Au niveau oculaire, les 2 aspects particuliers qu’il faut envisager sont la possibilité d’une interaction entre collyres et le problème mécanique posé par les lentilles de contact qui peuvent limiter l’absorption et l’efficacité du traitement. Dans la mesure où le traitement du glaucome nécessite parfois l’association de plusieurs collyres, il est conseillé d’attendre au moins 5 minutes entre chaque instillation afin d’éviter la possible perte lacrymale de principes actifs liée à une formation de larmes accrues lors de la co-administration de collyres.

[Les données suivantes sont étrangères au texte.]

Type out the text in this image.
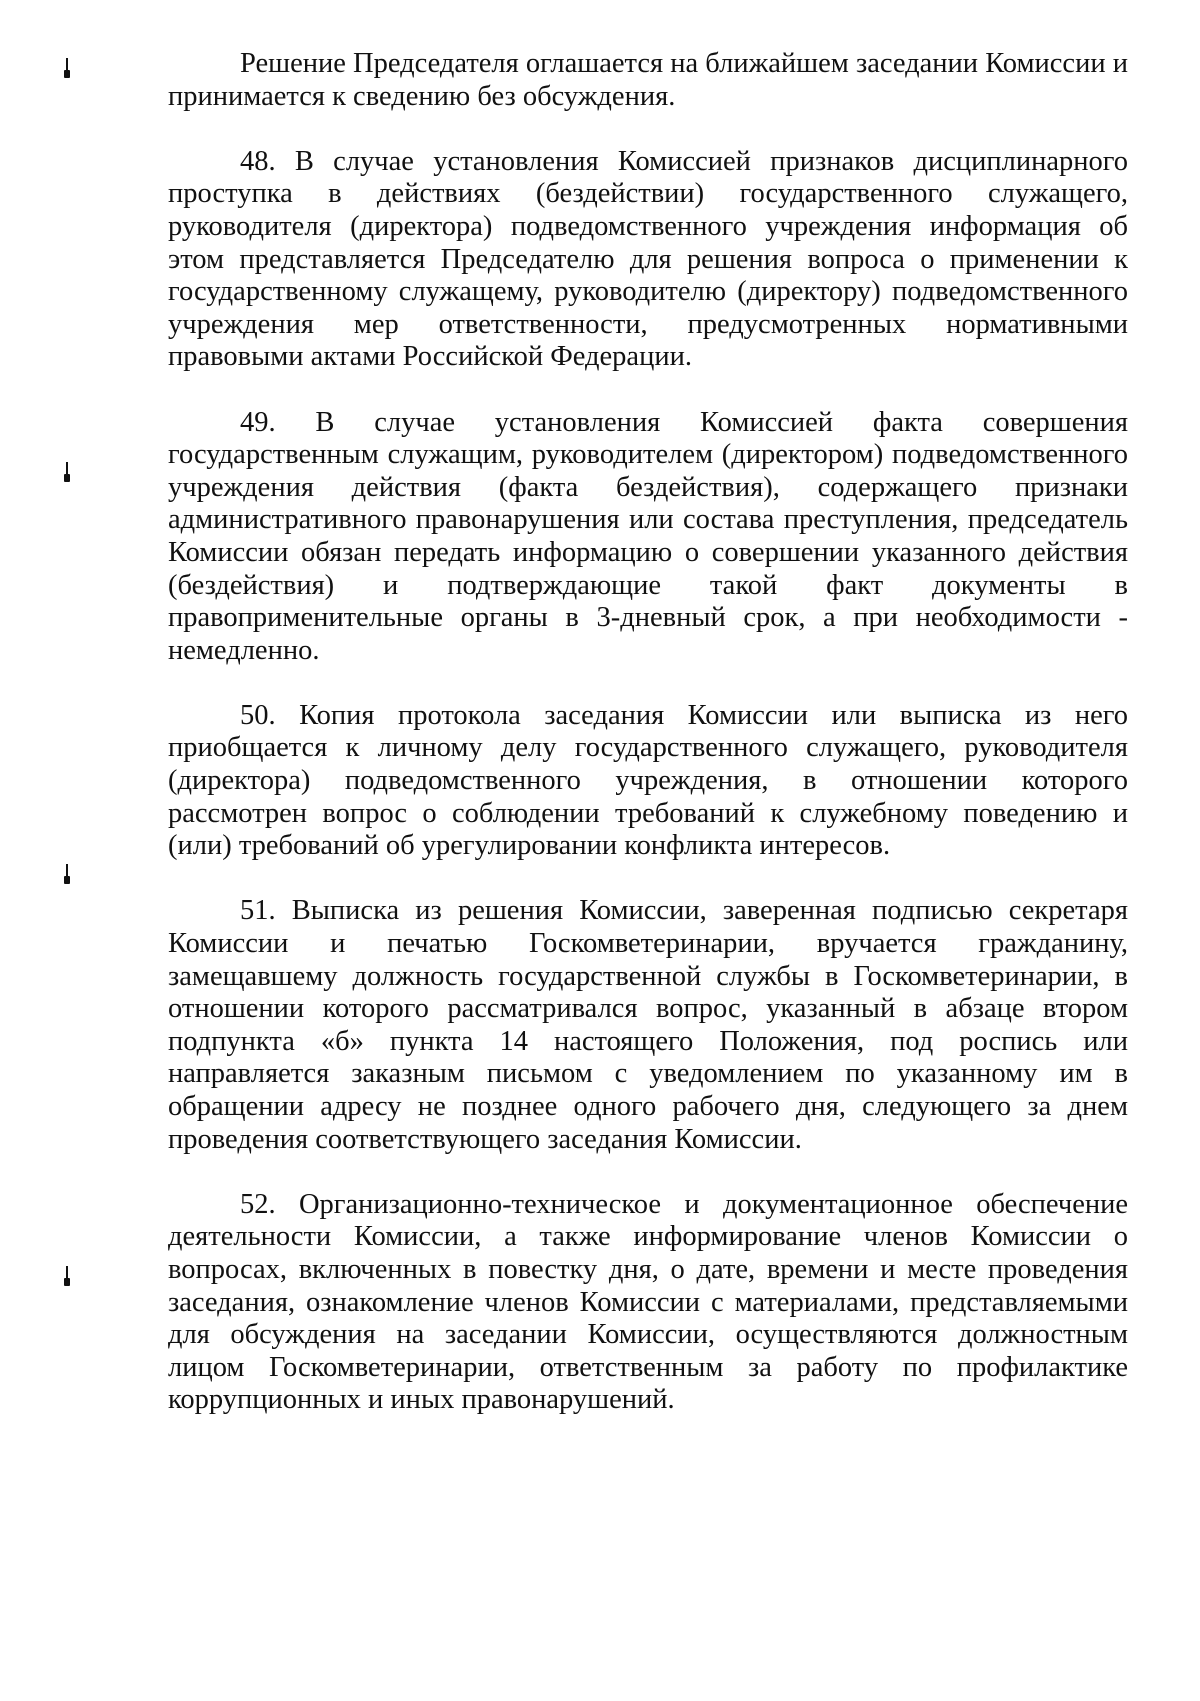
Решение Председателя оглашается на ближайшем заседании Комиссии и принимается к сведению без обсуждения.

48. В случае установления Комиссией признаков дисциплинарного проступка в действиях (бездействии) государственного служащего, руководителя (директора) подведомственного учреждения информация об этом представляется Председателю для решения вопроса о применении к государственному служащему, руководителю (директору) подведомственного учреждения мер ответственности, предусмотренных нормативными правовыми актами Российской Федерации.

49. В случае установления Комиссией факта совершения государственным служащим, руководителем (директором) подведомственного учреждения действия (факта бездействия), содержащего признаки административного правонарушения или состава преступления, председатель Комиссии обязан передать информацию о совершении указанного действия (бездействия) и подтверждающие такой факт документы в правоприменительные органы в 3-дневный срок, а при необходимости - немедленно.

50. Копия протокола заседания Комиссии или выписка из него приобщается к личному делу государственного служащего, руководителя (директора) подведомственного учреждения, в отношении которого рассмотрен вопрос о соблюдении требований к служебному поведению и (или) требований об урегулировании конфликта интересов.

51. Выписка из решения Комиссии, заверенная подписью секретаря Комиссии и печатью Госкомветеринарии, вручается гражданину, замещавшему должность государственной службы в Госкомветеринарии, в отношении которого рассматривался вопрос, указанный в абзаце втором подпункта «б» пункта 14 настоящего Положения, под роспись или направляется заказным письмом с уведомлением по указанному им в обращении адресу не позднее одного рабочего дня, следующего за днем проведения соответствующего заседания Комиссии.

52. Организационно-техническое и документационное обеспечение деятельности Комиссии, а также информирование членов Комиссии о вопросах, включенных в повестку дня, о дате, времени и месте проведения заседания, ознакомление членов Комиссии с материалами, представляемыми для обсуждения на заседании Комиссии, осуществляются должностным лицом Госкомветеринарии, ответственным за работу по профилактике коррупционных и иных правонарушений.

D’autre part, chez les patients porteurs de lentille de contact, il est évidemment recommandé de retirer les lentilles avant l’instillation des gouttes et de ne les remettre en place que 15 minutes après l’instillation dans la mesure où la bio-disponibilité intraoculaire est fortement modifiée par le port de lentilles de contact.


Sur le plan systémique, une surveillance accrue des effets des agonistes des récepteurs alpha est recommandé, notamment en cas d’association avec des médicaments susceptibles d’agir sur la transmission noradrénergique. L’association avec les inhibiteurs de la monoamine oxydase, les antidépresseurs tricycliques ou des sympathomimétiques systémiques est par ailleurs contre indiquée (CI).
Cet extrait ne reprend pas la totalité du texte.